Norma stanowiąca, że dłużnik jest obowiązany złożyć wniosek o ogłoszenie
upadłości nie później niż w terminie dwóch tygodni od dnia, w którym wystąpiła
podstawa do ogłoszenia upadłości, nie oznacza, że w czasie jego biegu nie ma
tego obowiązku. Jej funkcja jest inna.
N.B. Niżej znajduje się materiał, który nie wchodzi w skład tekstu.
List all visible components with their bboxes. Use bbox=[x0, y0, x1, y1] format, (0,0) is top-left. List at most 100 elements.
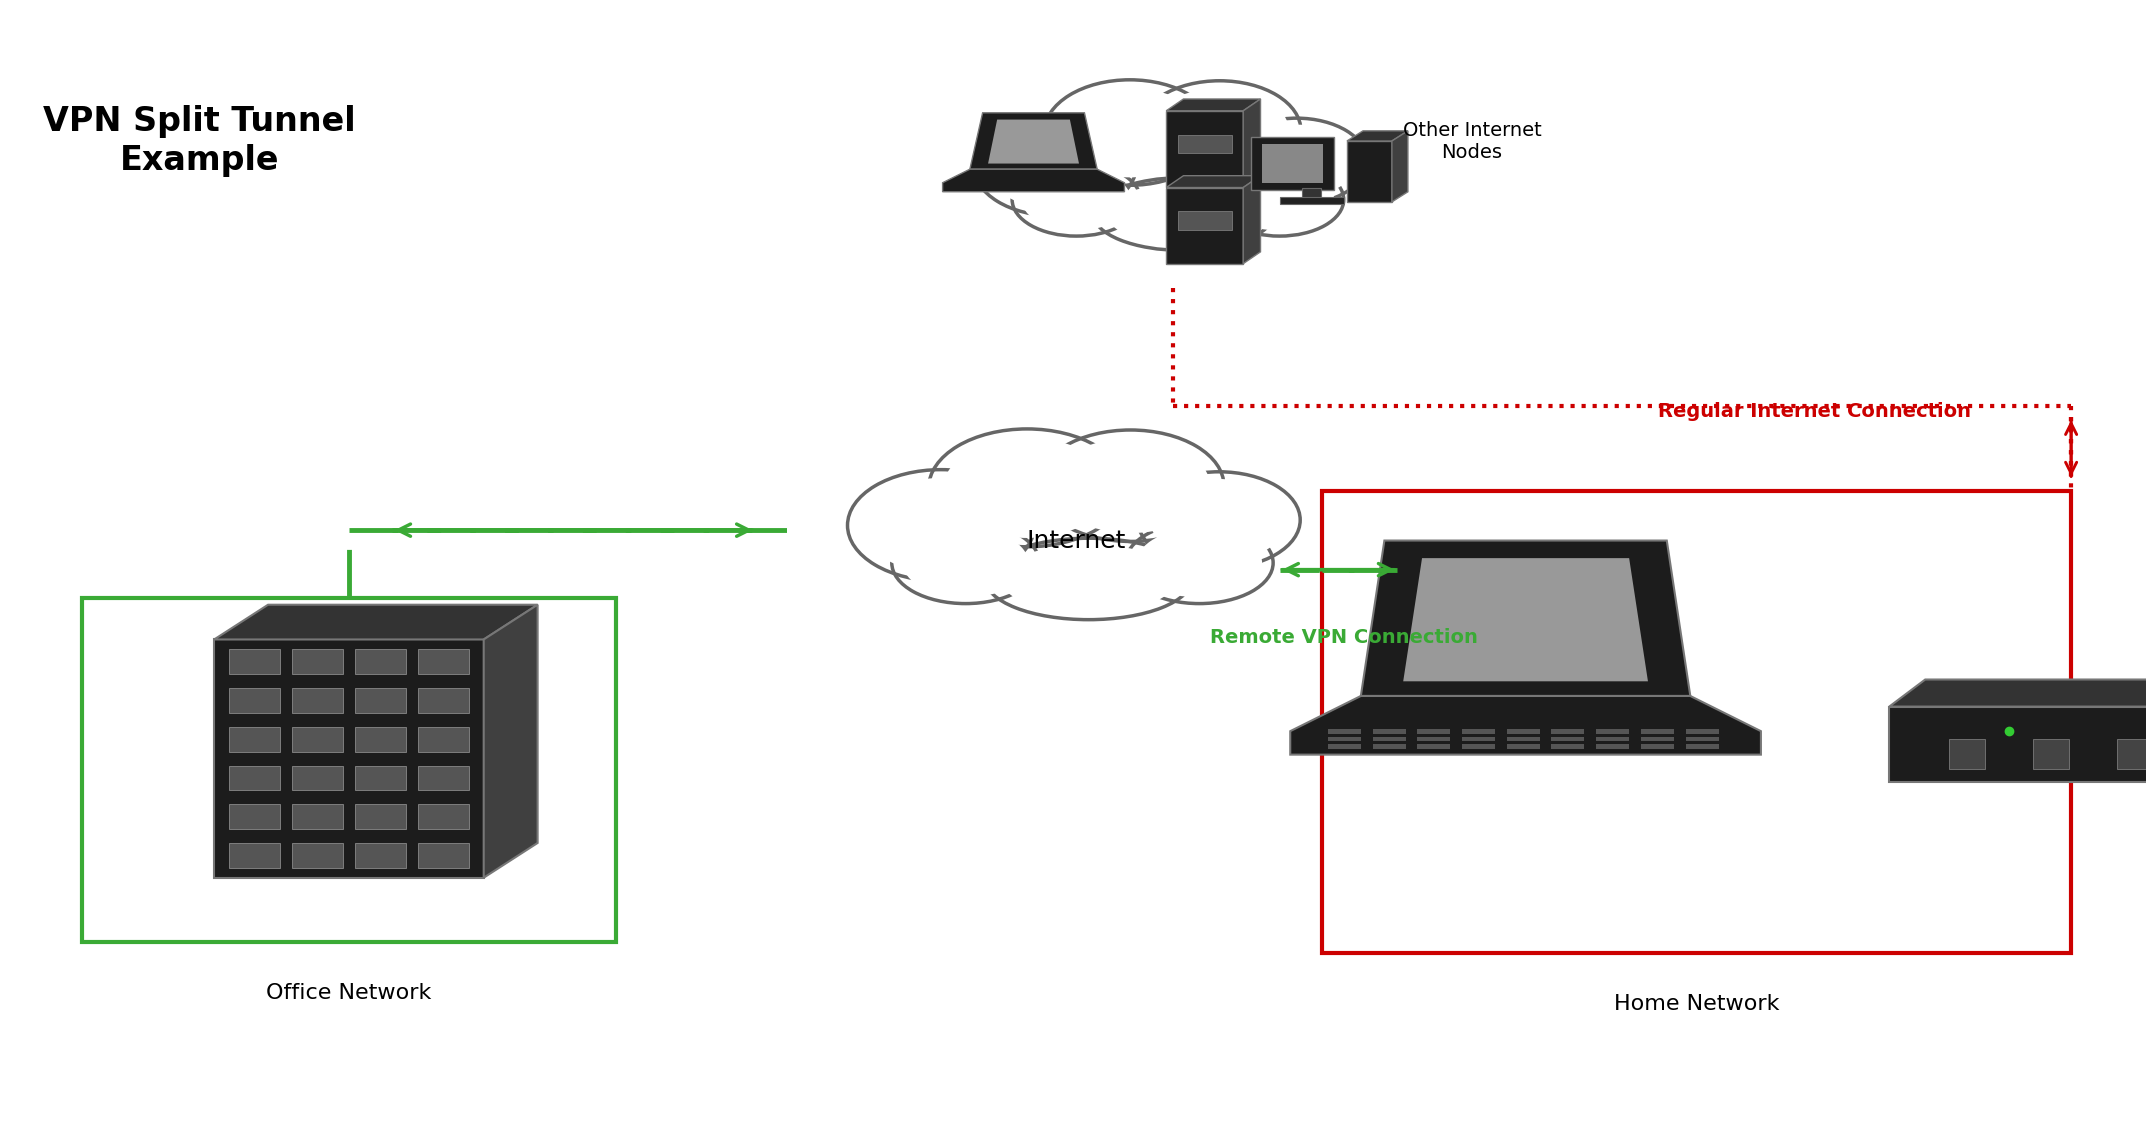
Bar bbox=[1597, 730, 1629, 734]
Bar bbox=[230, 843, 279, 867]
Ellipse shape bbox=[1052, 439, 1210, 534]
Polygon shape bbox=[1393, 131, 1408, 202]
Text: Remote VPN Connection: Remote VPN Connection bbox=[1210, 628, 1479, 646]
Bar bbox=[2116, 739, 2146, 769]
Bar bbox=[230, 650, 279, 675]
Bar bbox=[292, 766, 343, 791]
Bar bbox=[230, 688, 279, 713]
Bar bbox=[354, 726, 406, 751]
Ellipse shape bbox=[1058, 88, 1202, 177]
Bar bbox=[292, 726, 343, 751]
Ellipse shape bbox=[1037, 430, 1223, 541]
Bar bbox=[1251, 136, 1335, 190]
Bar bbox=[418, 688, 468, 713]
Ellipse shape bbox=[903, 528, 1028, 598]
Polygon shape bbox=[1165, 99, 1260, 111]
Bar bbox=[1373, 744, 1406, 749]
Bar bbox=[1416, 730, 1451, 734]
Ellipse shape bbox=[974, 116, 1135, 215]
Bar bbox=[1348, 141, 1393, 202]
Bar bbox=[292, 650, 343, 675]
Bar bbox=[1416, 744, 1451, 749]
Polygon shape bbox=[215, 605, 539, 640]
Bar bbox=[1461, 737, 1496, 741]
Ellipse shape bbox=[848, 469, 1034, 581]
Bar bbox=[1178, 134, 1232, 153]
Ellipse shape bbox=[1137, 528, 1262, 598]
Ellipse shape bbox=[1215, 164, 1343, 236]
Bar bbox=[1506, 737, 1539, 741]
Polygon shape bbox=[1361, 540, 1691, 696]
Polygon shape bbox=[987, 120, 1079, 164]
Bar bbox=[354, 766, 406, 791]
Bar bbox=[1262, 144, 1322, 183]
Bar bbox=[354, 650, 406, 675]
Ellipse shape bbox=[1225, 118, 1367, 204]
Ellipse shape bbox=[1236, 124, 1356, 199]
Polygon shape bbox=[1243, 176, 1260, 264]
Bar bbox=[292, 688, 343, 713]
Polygon shape bbox=[1243, 99, 1260, 187]
Polygon shape bbox=[970, 113, 1097, 169]
Bar bbox=[1279, 197, 1343, 204]
Bar bbox=[1373, 737, 1406, 741]
Polygon shape bbox=[1290, 696, 1762, 755]
Bar bbox=[1642, 730, 1674, 734]
Bar bbox=[418, 650, 468, 675]
Text: VPN Split Tunnel
Example: VPN Split Tunnel Example bbox=[43, 105, 356, 177]
Bar bbox=[1949, 739, 1985, 769]
Bar bbox=[418, 843, 468, 867]
Ellipse shape bbox=[1021, 169, 1131, 230]
Bar bbox=[215, 640, 483, 878]
Bar bbox=[1461, 744, 1496, 749]
Ellipse shape bbox=[1137, 472, 1300, 569]
Ellipse shape bbox=[1107, 183, 1260, 245]
Bar bbox=[1597, 737, 1629, 741]
Text: Other Internet
Nodes: Other Internet Nodes bbox=[1403, 121, 1541, 161]
Bar bbox=[418, 726, 468, 751]
Ellipse shape bbox=[893, 522, 1039, 603]
Bar bbox=[1597, 744, 1629, 749]
Bar bbox=[1506, 730, 1539, 734]
Bar bbox=[1685, 730, 1719, 734]
Bar bbox=[1461, 730, 1496, 734]
Bar bbox=[418, 766, 468, 791]
Text: Home Network: Home Network bbox=[1614, 994, 1779, 1014]
Bar bbox=[1552, 730, 1584, 734]
Ellipse shape bbox=[929, 429, 1125, 547]
Ellipse shape bbox=[944, 438, 1112, 538]
Bar bbox=[1322, 491, 2071, 953]
Bar bbox=[230, 766, 279, 791]
Bar bbox=[292, 804, 343, 829]
Ellipse shape bbox=[861, 478, 1021, 573]
Bar bbox=[1685, 744, 1719, 749]
Polygon shape bbox=[1888, 679, 2146, 706]
Bar bbox=[1552, 744, 1584, 749]
Ellipse shape bbox=[1000, 545, 1176, 614]
Bar bbox=[354, 688, 406, 713]
Bar bbox=[1303, 187, 1322, 200]
Polygon shape bbox=[1165, 176, 1260, 187]
Bar bbox=[1165, 187, 1243, 264]
Ellipse shape bbox=[1094, 177, 1273, 250]
Text: Regular Internet Connection: Regular Internet Connection bbox=[1659, 403, 1970, 421]
Polygon shape bbox=[1403, 558, 1648, 681]
Bar bbox=[2032, 739, 2069, 769]
Bar bbox=[1165, 111, 1243, 187]
Text: Internet: Internet bbox=[1026, 529, 1127, 554]
Bar bbox=[1685, 737, 1719, 741]
Bar bbox=[354, 843, 406, 867]
Bar bbox=[1416, 737, 1451, 741]
Bar bbox=[418, 804, 468, 829]
Ellipse shape bbox=[1045, 80, 1215, 185]
Bar bbox=[1506, 744, 1539, 749]
Polygon shape bbox=[1348, 131, 1408, 141]
Bar bbox=[1328, 744, 1361, 749]
Bar bbox=[1642, 737, 1674, 741]
Bar bbox=[1552, 737, 1584, 741]
Ellipse shape bbox=[1137, 81, 1300, 180]
Bar bbox=[230, 804, 279, 829]
Bar bbox=[292, 843, 343, 867]
Ellipse shape bbox=[985, 124, 1125, 209]
Bar bbox=[1178, 211, 1232, 230]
Znaczenie terminu dwutygodniowego polega
na tym, że jego zachowanie powoduje wyłączenie odpowiedzialności
odszkodowawczej przewidzianej w art. 21 ust. 3 p.u.n., jak również możliwości
orzeczenia zakazu prowadzenia działalności gospodarczej na podstawie art. 373
ust. pkt 1 p.u.n.
Nie do przyjęcia jest stanowisko, że termin roczny do wystąpienia
z żądaniem orzeczenia zakazu prowadzenia działalności gospodarczej –
w wypadku niezgłoszenia wniosku o ogłoszenie upadłości – miałby biec od dnia,
w którym przestała istnieć podstawa do ogłoszenia upadłości. Z istoty rzeczy
dłużnik nie ma już wtedy obowiązku zgłoszenia wniosku o ogłoszenie upadłości.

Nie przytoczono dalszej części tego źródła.